Vergleichsweise niedrige Stimmbeteiligung

Benoît Hamon hat allerdings noch nicht gewonnen. Rein arithmetisch hat er zwar die besten Chancen. Der drittplazierte Kandidat der Sozialisten, Arnaud Montebourg, der 17,9 Prozent der Stimmen erhielt, rief gestern abend ausdrücklich zur Wahl Hamons auf. Dieser vereinigt damit klar mehr als die Hälfte der Stimmen aus dem ersten Durchgang auf sich.
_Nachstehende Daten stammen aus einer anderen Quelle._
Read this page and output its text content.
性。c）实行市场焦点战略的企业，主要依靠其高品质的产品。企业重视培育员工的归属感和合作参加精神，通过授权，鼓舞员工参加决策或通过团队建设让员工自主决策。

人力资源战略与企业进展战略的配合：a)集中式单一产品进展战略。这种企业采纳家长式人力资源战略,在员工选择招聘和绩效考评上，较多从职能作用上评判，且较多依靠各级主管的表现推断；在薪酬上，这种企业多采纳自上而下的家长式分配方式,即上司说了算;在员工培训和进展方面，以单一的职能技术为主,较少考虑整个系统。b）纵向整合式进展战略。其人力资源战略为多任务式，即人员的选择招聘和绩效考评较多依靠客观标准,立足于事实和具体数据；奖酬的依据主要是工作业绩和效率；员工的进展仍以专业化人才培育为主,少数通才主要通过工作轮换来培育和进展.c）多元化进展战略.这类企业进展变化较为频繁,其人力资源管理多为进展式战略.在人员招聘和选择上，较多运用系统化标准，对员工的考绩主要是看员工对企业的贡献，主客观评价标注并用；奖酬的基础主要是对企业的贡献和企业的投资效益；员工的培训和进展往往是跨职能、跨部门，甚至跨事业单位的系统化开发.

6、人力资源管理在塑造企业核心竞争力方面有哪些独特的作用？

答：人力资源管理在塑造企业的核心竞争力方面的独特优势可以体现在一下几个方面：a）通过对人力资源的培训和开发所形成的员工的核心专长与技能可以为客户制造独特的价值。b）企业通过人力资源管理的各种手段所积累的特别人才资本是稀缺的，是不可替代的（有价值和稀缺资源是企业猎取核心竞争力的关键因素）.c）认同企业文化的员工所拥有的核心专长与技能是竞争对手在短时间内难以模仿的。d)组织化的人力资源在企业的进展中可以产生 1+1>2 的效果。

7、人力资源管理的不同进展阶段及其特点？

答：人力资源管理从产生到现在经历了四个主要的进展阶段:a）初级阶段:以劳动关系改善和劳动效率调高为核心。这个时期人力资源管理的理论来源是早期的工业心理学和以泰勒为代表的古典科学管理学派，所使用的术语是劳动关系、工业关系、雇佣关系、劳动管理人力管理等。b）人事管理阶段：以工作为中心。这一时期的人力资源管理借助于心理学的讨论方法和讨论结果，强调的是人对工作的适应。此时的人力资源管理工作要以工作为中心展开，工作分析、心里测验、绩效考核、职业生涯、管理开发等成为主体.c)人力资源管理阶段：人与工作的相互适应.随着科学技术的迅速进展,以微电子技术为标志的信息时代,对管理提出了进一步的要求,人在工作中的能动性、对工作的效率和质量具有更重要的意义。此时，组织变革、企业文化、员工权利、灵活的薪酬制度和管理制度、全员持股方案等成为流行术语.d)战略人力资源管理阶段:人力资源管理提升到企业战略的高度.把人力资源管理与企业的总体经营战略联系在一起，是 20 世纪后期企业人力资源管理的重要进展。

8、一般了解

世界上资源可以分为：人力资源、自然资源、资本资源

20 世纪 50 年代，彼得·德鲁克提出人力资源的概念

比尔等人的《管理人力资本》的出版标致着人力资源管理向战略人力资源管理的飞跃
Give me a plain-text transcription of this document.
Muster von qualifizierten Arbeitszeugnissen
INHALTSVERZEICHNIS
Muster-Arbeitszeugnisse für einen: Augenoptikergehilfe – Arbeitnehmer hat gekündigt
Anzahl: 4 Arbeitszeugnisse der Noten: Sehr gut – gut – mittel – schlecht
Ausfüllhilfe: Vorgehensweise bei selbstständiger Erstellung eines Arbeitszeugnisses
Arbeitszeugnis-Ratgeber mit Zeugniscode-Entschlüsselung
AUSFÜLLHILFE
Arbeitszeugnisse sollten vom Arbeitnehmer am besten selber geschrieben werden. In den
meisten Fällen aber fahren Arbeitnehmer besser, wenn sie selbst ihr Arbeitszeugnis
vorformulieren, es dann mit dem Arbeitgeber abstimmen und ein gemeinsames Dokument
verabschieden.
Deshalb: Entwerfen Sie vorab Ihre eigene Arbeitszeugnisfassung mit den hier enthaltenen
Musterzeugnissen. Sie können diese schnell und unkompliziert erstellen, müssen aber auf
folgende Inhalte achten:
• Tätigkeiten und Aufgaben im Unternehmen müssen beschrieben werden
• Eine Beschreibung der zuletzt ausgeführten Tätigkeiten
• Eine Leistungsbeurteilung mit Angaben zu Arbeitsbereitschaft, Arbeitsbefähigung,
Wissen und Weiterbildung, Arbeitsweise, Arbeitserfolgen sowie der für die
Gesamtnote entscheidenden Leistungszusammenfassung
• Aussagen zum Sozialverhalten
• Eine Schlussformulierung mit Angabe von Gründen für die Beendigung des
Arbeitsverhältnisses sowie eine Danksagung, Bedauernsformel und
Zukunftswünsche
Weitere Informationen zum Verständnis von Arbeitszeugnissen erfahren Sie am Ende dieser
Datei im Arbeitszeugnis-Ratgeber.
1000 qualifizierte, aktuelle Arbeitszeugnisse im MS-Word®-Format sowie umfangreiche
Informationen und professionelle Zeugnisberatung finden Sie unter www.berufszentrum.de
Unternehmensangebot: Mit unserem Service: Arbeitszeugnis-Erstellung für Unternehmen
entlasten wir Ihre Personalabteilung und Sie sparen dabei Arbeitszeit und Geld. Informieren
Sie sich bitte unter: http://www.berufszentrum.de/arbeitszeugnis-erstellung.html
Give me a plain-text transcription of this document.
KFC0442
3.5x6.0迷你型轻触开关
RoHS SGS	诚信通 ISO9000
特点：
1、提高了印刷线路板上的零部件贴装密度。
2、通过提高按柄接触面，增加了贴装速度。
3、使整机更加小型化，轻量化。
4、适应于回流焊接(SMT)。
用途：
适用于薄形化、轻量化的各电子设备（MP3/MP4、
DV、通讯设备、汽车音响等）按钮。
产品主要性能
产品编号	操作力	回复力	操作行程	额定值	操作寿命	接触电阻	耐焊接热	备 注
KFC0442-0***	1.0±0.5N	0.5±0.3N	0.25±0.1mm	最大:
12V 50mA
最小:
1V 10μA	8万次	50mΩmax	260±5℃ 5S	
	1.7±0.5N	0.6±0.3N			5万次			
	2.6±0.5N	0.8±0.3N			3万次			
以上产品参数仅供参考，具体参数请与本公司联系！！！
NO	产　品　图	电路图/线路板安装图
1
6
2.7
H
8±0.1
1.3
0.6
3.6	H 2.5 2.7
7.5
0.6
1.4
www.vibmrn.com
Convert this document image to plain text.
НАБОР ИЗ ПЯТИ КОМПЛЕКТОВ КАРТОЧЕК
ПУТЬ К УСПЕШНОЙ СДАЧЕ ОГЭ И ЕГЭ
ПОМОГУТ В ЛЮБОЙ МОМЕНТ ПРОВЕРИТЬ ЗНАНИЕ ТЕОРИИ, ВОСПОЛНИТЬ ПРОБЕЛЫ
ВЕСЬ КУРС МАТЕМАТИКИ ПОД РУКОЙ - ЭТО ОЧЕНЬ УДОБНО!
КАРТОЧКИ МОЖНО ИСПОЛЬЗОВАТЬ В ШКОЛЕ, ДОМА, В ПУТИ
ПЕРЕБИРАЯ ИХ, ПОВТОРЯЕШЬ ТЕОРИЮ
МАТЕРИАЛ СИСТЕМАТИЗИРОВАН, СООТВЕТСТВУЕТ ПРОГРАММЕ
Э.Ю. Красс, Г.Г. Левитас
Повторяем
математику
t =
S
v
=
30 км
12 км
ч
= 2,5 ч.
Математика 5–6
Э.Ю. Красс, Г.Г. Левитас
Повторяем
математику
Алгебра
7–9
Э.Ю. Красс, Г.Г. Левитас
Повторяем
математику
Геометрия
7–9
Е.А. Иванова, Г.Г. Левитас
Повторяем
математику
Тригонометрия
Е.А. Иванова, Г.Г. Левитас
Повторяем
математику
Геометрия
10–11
Allerdings lag die Stimmbeteiligung relativ tief. Nur rund zwei Millionen Sozialisten und Sympathisanten suchten gestern eines der 7350 Wahllokale in Frankreich auf. Das ist weniger als bei einer ähnlichen Abstimmung vor der Präsidentschaftswahl vor fünf Jahren und deutlich weniger als bei der Vorwahl des bürgerlichen Lagers im vergangenen November. Daraus schöpft Valls eine gewisse Hoffnung: Wie es scheint, sind im ersten Durchgang vor allem die Vertreter des linken Flügels an die Urnen gegangen. Das Lager der sozialliberalen «Realos» um das Regierungsduo Hollande und Valls wurde gestern von der eigenen Partei richtiggehend abgestraft. Es hat allerdings noch Reserven: Wenn die pragmatischeren Sozialisten am nächsten Sonntag massiv an die Primärwahlurnen gehen, kann Valls durchaus noch gewinnen.

Der resolute Ex-Premier, der auf Themen wie Sicherheit und Wirtschaftsreformen setzt, wird diese Woche sein einziges gewichtiges Argument einbringen: Nur ein Mann mit seiner Erfahrung habe eine Chance gegen Fillon oder die Rechtsextremistin Marine Le Pen. Laut den meisten Umfragen läge der sozialistische Kandidat – sei das Hamon oder Valls – aber sogar im eigenen Lager hinter den zwei Linksbewerbern Emmanuel Macron und Jean-Luc Mélenchon zurück. Sie nehmen gar nicht an der Primärwahl der Sozialisten teil. Bei den Präsidentschaftswahlen im Frühling ist damit mit einer Zersplitterung der Linken zu rechnen.